Genesis 15:1-6,21:1-3 Hebrews 11:8.11-12.17-19 Luke 2:22-40
Today is the last day of the year. We could do worse than to hear the Canticle of Simeon read out in the Gospel. In the Liturgy of the Hours, this Canticle belongs with Compline, the last prayer of the day, recited or sung just before bed-time. We begin Compline by recalling our sins and repenting of them. Then psalmody, as always, allows us to bring up all sorts of “life debris” to the surface, hopes and fears, thoughts and emotions, disappointments, achievements, and above all other people, family and friends, the Church, and the cares of this troubled world. But we end with these beautiful words uttered by an old, devout Jewish man: “Now, Lord, let your servant go in peace, because my eyes have seen your salvation”, the fulfilment of Your promise.

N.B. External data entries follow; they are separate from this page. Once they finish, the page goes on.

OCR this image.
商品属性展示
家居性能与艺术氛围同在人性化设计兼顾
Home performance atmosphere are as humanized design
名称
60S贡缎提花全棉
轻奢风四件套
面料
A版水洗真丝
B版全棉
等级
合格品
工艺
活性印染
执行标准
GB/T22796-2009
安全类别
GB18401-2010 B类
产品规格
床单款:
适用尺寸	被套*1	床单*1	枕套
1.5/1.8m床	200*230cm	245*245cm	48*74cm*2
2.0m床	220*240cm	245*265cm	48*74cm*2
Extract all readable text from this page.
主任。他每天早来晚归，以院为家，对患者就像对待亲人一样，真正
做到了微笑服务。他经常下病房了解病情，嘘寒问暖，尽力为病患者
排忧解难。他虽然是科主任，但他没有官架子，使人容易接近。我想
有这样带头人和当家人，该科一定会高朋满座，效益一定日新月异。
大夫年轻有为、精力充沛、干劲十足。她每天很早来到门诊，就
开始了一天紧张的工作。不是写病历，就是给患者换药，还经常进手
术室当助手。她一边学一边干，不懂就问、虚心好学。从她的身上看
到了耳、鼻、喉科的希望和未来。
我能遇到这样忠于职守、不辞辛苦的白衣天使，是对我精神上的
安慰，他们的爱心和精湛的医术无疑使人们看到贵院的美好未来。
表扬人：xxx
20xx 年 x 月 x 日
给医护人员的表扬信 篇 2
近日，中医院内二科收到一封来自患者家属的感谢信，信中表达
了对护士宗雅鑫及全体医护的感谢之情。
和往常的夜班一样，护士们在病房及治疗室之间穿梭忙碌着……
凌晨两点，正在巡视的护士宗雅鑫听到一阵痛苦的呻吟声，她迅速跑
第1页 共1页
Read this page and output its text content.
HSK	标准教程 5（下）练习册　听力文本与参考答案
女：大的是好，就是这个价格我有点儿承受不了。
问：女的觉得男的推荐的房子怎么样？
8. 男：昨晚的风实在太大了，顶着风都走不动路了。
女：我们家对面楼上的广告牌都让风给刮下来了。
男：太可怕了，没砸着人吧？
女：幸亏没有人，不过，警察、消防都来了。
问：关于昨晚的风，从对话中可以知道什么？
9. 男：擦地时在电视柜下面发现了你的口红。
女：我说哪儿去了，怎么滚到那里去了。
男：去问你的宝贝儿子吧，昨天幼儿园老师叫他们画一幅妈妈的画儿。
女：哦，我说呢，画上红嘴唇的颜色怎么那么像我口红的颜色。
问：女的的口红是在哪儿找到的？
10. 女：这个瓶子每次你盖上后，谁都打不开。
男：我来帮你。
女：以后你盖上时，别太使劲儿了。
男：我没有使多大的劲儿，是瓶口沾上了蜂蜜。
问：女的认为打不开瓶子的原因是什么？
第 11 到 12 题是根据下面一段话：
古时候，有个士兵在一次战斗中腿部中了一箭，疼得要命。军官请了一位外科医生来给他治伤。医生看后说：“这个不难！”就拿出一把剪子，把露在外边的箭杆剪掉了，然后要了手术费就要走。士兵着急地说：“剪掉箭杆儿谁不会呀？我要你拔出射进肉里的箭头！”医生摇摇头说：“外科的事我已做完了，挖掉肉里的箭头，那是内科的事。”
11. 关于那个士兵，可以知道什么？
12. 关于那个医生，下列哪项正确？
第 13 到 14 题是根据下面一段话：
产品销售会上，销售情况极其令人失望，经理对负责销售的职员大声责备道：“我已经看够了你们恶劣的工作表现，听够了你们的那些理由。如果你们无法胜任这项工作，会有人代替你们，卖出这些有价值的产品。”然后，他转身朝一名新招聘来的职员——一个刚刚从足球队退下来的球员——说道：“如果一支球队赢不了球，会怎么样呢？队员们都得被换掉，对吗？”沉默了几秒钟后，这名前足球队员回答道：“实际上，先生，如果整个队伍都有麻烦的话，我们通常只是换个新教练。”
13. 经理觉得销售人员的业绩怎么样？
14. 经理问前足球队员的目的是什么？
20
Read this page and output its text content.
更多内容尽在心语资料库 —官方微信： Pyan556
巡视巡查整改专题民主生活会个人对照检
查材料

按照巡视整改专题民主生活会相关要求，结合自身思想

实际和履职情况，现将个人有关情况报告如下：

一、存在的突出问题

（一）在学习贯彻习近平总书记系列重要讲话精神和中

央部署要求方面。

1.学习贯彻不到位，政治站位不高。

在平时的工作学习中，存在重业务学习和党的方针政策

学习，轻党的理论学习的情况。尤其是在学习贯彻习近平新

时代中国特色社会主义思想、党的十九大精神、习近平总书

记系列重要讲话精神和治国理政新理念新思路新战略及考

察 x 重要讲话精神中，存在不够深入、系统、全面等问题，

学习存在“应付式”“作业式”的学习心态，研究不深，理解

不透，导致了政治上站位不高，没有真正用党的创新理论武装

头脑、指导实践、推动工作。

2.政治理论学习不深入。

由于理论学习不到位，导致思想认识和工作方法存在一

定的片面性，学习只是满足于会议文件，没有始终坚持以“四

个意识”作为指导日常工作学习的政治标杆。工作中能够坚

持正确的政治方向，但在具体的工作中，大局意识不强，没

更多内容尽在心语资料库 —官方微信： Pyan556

Even though we can be reasonably certain of waking up the next morning, Compline is like a daily training in Christian dying, a daily preparation for a holy death. It's wonderful that it ends with us “counting our blessings”, remembering promises fulfilled, all the saving encounters with God in everyday situations. This is what we should do today, as the Year of the Lord 2023 comes to an end, bringing with it a certain closure, a little symbolic death. As for promises not yet fulfilled, our own dark side and sin still rampant out there, as for all that seems hopeless and sad, we could do worse than adopt Abraham's attitude and cover it all with faith in God's power “even to raise the dead”, and happily set out into the wild future “without knowing where we are going”. St Joseph the dreamer did just that and, though he was a nobody in this world's terms, became a father to God's own Son as a result. It's never boring on these journeys of faith.
More importantly, however, today is the feast of the Holy Family. While we are still celebrating the great mystery of the Incarnation, the Church is asking us to focus on Jesus, Mary and Joseph together as a unit, to think of their humble life in Nazareth, to learn from them. It's a modern feast, clearly a response to a modern need. Enormous changes in society, in daily life patterns, over the past few centuries have shaken this basic human institution. As is always the case, the stubborn insistence on the Church's part to uphold the family has little to do with her alleged “conservatism”, or even with preserving “traditional values”. Defending the family in our times means defending a correct understanding of who we are, the very basis for a happy life. And we are persons, not isolated individuals. We are God's creatures, endowed with dignity and worth that cannot be taken away, totally independent of our achievements or even merits. We are social beings, born into a complex web of personal relations and not individuals with an unlimited freedom of choice. By relating first to our parents, grandparents and siblings, and then to neighbours, friends, teachers and so on, we learn how to properly relate to God, to nature, and to the rest of humanity. And we find ourselves, our identities, vocations and yes, true freedom, in doing just that, trying to love and respect other human beings. True, real-life families are rarely holy and never perfect, but grace builds on nature. If you do away with nature, grace has little left to build on. While with the help of grace, families can become “intimate communities of life and love”, as Pope John Paul II put it, little “domestic churches”. The Holy Family surely has to be the model here.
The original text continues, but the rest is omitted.